Til poverty do we part? Renee Pilcher

Money or happiness? Almost half of us would choose money

WOULD you stay in a relationship for money? Almost half Australians would, according to new survey results.

Slater and Gordon family lawyers asked this question to more than 2,000 people in a committed relationship, with 48% saying they would consider staying in an unhappy relationship if it meant financial security.

Despite the importance of financial security, almost one third (32%)  said they almost never or only infrequently discussed money with their partner, including their bills and debts.

The remainder (68%) said they discussed their financial position on either a daily, weekly or monthly basis.
 
Senior family lawyer Heather McKinnon said money was one of the top reasons that marriages fall apart.

"Financial problems put a lot of pressure on couples and can lead to conflict if not properly addressed," Ms McKinnon said.

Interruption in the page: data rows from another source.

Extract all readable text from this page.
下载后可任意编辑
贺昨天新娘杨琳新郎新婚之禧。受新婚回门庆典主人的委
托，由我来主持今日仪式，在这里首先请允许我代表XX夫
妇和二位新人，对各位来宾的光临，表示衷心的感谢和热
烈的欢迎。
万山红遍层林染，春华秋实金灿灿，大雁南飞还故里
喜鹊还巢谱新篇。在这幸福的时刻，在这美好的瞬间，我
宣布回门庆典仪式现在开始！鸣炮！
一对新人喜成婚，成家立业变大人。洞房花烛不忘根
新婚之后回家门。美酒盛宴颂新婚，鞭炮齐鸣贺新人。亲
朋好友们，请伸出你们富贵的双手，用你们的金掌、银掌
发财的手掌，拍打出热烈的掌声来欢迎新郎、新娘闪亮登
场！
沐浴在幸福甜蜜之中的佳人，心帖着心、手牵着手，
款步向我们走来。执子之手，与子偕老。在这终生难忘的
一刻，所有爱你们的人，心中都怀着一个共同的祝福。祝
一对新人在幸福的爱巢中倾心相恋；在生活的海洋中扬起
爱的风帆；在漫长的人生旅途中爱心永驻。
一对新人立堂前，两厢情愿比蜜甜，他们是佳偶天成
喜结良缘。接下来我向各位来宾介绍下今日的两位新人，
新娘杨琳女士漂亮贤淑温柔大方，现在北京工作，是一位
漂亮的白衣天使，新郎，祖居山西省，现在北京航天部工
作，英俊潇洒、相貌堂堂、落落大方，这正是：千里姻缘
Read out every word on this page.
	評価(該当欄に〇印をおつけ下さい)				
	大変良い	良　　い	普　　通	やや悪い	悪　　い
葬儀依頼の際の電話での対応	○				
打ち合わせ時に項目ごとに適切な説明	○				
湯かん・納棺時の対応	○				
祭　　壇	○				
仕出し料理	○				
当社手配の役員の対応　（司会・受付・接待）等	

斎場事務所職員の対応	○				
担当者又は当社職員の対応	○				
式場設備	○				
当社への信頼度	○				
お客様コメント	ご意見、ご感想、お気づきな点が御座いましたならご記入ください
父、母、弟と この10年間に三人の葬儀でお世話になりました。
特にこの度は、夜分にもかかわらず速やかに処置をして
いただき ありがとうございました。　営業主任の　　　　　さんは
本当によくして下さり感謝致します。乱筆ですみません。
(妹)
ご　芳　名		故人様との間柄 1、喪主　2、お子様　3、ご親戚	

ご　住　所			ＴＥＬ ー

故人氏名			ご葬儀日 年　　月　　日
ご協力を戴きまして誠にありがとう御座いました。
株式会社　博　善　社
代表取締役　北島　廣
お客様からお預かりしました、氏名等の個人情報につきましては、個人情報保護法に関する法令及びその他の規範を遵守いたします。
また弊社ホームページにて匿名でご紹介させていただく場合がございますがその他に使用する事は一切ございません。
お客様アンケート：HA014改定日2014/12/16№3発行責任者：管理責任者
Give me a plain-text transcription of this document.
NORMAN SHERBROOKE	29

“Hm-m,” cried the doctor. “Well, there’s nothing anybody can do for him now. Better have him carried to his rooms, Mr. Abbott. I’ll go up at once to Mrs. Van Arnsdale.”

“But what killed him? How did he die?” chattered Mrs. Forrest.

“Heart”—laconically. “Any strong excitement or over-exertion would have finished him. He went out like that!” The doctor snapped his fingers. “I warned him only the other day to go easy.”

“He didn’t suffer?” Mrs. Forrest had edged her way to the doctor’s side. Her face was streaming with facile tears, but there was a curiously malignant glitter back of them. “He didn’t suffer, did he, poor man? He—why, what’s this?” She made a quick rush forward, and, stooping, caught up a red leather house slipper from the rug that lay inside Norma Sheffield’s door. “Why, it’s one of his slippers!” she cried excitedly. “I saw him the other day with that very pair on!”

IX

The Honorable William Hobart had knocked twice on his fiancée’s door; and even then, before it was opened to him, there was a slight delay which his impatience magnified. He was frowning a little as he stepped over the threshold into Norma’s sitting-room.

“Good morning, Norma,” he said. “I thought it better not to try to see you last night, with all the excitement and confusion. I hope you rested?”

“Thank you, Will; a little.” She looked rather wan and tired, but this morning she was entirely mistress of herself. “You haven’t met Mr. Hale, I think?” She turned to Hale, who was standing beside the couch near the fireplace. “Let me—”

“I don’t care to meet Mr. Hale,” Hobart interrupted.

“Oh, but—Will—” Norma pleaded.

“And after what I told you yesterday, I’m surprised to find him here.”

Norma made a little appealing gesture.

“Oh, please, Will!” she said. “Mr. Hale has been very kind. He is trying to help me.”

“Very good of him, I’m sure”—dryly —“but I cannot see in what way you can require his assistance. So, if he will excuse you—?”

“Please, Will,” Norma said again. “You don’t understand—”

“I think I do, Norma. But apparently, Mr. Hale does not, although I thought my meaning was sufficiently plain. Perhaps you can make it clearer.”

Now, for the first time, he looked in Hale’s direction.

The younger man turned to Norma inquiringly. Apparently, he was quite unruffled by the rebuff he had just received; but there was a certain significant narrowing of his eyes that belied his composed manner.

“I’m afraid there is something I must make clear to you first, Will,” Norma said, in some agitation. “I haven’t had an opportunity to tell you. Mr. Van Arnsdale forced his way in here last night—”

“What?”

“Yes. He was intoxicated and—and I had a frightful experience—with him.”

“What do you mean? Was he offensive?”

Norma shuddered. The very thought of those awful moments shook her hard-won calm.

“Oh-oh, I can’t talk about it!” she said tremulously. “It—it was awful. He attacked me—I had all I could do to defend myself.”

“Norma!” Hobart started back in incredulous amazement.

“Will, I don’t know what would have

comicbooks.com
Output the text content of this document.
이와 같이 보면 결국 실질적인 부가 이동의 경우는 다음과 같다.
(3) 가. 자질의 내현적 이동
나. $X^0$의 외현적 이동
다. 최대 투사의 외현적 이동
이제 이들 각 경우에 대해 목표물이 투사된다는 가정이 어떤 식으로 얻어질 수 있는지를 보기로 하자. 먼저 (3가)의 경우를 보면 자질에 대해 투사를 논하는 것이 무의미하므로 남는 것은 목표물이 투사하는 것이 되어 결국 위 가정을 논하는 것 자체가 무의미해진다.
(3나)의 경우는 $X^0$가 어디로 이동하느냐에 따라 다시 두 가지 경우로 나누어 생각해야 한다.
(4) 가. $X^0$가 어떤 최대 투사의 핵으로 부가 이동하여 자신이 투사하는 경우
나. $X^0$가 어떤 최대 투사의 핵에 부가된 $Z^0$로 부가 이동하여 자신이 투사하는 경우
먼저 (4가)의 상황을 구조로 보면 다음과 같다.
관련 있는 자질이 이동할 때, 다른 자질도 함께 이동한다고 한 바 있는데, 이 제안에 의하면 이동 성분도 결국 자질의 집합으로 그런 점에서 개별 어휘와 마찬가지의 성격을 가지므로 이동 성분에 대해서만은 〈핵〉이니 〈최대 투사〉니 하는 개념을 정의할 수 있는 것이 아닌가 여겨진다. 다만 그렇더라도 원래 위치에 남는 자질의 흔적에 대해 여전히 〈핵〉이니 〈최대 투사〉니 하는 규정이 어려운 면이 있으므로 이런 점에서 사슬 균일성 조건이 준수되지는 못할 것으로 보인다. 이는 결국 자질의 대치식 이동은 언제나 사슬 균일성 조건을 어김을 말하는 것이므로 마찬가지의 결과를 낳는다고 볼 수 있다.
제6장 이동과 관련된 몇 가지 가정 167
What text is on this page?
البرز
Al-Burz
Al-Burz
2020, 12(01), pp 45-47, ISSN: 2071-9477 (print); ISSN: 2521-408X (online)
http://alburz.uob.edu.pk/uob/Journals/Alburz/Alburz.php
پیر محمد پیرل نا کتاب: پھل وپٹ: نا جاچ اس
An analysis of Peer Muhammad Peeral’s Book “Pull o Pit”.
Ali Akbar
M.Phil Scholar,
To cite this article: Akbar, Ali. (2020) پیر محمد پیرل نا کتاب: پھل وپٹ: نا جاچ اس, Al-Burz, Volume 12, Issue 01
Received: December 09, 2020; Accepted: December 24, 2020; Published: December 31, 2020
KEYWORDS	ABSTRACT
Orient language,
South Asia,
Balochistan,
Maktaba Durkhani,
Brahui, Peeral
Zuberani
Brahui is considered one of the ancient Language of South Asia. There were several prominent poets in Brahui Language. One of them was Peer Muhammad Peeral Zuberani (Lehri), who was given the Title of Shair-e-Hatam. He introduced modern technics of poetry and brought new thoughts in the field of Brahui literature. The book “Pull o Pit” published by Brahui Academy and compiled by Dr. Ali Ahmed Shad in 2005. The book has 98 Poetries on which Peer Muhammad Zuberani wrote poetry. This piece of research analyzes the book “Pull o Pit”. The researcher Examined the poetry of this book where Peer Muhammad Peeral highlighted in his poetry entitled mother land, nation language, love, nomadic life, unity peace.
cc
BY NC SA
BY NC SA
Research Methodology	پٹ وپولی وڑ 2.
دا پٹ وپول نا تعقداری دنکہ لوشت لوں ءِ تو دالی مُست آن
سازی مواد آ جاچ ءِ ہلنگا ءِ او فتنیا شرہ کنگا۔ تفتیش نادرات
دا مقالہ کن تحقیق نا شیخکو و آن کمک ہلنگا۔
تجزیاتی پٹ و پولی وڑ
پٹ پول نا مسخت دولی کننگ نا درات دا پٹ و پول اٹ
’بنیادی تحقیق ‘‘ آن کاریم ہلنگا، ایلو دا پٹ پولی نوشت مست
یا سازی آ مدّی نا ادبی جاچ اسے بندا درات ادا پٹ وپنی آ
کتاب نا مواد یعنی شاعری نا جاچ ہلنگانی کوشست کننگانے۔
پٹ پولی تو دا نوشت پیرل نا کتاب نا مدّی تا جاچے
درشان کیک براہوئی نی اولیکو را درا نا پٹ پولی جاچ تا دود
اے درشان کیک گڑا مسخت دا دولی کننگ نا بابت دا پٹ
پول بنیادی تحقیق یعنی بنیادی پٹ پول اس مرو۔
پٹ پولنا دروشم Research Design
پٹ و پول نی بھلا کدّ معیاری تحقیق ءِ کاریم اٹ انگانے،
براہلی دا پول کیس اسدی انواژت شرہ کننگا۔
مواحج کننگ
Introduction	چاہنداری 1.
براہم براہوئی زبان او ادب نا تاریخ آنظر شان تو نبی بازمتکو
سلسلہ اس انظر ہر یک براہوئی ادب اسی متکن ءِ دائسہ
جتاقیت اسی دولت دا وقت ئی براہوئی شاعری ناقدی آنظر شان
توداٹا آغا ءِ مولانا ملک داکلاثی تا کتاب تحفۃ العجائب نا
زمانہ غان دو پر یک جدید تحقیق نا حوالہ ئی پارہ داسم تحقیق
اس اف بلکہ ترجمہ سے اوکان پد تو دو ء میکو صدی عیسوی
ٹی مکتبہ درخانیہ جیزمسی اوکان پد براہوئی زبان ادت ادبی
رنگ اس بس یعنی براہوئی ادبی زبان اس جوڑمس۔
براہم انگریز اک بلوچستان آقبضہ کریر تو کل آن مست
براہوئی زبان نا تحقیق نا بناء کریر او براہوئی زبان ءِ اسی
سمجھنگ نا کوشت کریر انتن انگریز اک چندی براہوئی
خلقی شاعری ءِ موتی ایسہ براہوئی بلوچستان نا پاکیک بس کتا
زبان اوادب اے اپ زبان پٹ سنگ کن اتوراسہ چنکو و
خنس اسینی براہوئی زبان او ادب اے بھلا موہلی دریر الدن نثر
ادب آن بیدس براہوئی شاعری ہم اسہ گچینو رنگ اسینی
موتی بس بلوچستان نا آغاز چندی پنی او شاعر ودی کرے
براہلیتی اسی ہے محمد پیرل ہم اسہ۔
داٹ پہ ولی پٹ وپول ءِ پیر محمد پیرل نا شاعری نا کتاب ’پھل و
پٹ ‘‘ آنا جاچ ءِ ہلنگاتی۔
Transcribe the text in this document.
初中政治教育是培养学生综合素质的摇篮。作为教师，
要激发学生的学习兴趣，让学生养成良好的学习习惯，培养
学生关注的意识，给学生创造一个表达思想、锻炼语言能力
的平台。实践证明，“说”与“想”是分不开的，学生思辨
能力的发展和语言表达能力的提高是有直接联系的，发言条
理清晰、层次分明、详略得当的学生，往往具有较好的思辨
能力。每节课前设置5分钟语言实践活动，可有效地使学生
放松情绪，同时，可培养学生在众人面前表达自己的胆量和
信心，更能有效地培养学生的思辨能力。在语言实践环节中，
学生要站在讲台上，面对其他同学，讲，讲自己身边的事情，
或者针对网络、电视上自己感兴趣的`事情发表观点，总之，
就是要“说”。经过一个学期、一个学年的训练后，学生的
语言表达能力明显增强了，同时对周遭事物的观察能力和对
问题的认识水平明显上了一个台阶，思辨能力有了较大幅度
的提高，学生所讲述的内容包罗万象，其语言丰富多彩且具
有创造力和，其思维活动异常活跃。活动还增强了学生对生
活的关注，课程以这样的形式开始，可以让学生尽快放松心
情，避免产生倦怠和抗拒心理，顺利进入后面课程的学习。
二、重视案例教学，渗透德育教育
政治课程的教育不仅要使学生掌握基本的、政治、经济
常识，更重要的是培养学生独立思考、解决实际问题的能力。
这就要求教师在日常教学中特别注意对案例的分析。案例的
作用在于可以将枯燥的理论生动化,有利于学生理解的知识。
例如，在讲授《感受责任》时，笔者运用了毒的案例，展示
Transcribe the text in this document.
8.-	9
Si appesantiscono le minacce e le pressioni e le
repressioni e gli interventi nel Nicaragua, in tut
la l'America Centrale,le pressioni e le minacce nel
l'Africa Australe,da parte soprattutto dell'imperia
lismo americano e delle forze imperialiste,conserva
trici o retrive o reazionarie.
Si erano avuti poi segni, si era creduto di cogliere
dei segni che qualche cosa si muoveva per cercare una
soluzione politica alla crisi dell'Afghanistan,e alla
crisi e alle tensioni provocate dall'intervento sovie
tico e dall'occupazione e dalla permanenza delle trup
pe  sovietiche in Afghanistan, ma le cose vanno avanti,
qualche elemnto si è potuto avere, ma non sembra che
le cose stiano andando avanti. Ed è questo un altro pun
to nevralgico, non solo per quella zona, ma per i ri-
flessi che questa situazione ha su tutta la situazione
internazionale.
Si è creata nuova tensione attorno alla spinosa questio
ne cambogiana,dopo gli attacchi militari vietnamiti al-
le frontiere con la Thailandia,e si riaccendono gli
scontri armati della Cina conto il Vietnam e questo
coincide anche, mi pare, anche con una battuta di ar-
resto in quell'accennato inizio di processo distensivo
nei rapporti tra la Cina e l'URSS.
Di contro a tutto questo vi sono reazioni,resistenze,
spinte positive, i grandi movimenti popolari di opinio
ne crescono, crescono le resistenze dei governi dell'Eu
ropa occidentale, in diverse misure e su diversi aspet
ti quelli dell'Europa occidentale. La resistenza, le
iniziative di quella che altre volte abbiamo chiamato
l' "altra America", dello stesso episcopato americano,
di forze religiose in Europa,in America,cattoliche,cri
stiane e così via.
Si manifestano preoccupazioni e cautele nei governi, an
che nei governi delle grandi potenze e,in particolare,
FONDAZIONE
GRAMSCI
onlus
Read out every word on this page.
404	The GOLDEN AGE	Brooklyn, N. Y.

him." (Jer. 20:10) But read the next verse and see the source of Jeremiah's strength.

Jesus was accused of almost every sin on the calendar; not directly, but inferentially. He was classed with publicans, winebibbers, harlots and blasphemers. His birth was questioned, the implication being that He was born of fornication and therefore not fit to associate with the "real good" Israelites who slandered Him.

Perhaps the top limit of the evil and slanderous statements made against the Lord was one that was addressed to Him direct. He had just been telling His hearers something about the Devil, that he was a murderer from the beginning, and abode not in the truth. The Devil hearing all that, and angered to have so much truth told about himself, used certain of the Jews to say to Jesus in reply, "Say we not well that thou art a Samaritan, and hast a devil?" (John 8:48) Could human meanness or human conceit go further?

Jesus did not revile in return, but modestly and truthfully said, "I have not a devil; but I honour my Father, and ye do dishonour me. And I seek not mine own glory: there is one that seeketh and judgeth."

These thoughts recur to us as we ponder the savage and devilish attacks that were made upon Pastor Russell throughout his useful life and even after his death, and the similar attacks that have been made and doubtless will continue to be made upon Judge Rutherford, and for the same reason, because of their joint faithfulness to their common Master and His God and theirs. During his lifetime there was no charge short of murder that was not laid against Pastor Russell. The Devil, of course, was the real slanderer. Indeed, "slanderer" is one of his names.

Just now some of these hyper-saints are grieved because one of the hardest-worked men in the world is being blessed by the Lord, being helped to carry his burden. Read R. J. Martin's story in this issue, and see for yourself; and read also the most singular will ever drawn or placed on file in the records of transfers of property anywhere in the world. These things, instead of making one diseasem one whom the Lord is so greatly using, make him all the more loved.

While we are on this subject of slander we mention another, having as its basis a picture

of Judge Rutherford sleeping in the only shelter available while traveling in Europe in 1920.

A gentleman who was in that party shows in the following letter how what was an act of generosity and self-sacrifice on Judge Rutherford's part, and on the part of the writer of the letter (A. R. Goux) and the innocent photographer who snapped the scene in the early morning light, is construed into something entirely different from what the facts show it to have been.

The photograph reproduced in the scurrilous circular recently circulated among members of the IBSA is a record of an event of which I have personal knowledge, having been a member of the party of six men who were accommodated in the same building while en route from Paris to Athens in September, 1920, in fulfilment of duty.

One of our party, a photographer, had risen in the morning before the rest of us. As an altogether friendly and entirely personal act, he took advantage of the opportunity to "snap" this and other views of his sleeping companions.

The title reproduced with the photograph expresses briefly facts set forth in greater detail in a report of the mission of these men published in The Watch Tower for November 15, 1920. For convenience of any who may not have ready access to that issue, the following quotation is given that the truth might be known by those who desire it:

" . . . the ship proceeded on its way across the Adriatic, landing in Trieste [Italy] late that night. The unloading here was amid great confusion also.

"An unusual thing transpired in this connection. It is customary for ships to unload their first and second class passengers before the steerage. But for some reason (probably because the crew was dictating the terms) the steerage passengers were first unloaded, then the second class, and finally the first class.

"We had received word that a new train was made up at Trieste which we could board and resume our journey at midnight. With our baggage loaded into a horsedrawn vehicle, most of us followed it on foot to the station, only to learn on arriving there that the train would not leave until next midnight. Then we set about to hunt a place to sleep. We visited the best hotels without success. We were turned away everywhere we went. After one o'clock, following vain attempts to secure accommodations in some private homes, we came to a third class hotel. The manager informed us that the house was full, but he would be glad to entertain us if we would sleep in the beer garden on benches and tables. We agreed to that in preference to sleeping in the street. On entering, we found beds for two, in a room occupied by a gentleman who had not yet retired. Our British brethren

"Many Australians are now turning their minds to their personal finances as they prepare to lodge their annual tax returns and I think now is the perfect time for couples to have an honest conversation about their finances.

"It's important that both parties have an understanding of their finances and work together so that one of them does not feel like the other has all the control or that they are being locked out of financial decisions.

"As family lawyers we often come across clients who do not really have a clear picture of their financial state and that can lead to misunderstanding and resentment.

"Ultimately, if a couple was to split up it's important they know where they stand financially," she said.

Ms McKinnon said separating couples should get independent legal and financial advice if they were concerned about the financial impact of breaking up.

"In family law, the general principle of "what's mine is yours, what's yours is mine and what's ours is ours" applies - in other words any property or assets owned by the couple, whether individually or jointly, will be taken into account if a couple splits up," she said.

Ms McKinnon said there were two ways that property and assets could be divided up - either through a negotiated settlement reached by mutual agreement or through the Family Court if agreement could not be reached.

"Most Australian couples will negotiate a settlement without the need to go to court, but when they cannot agree they can turn to family lawyers for assistance."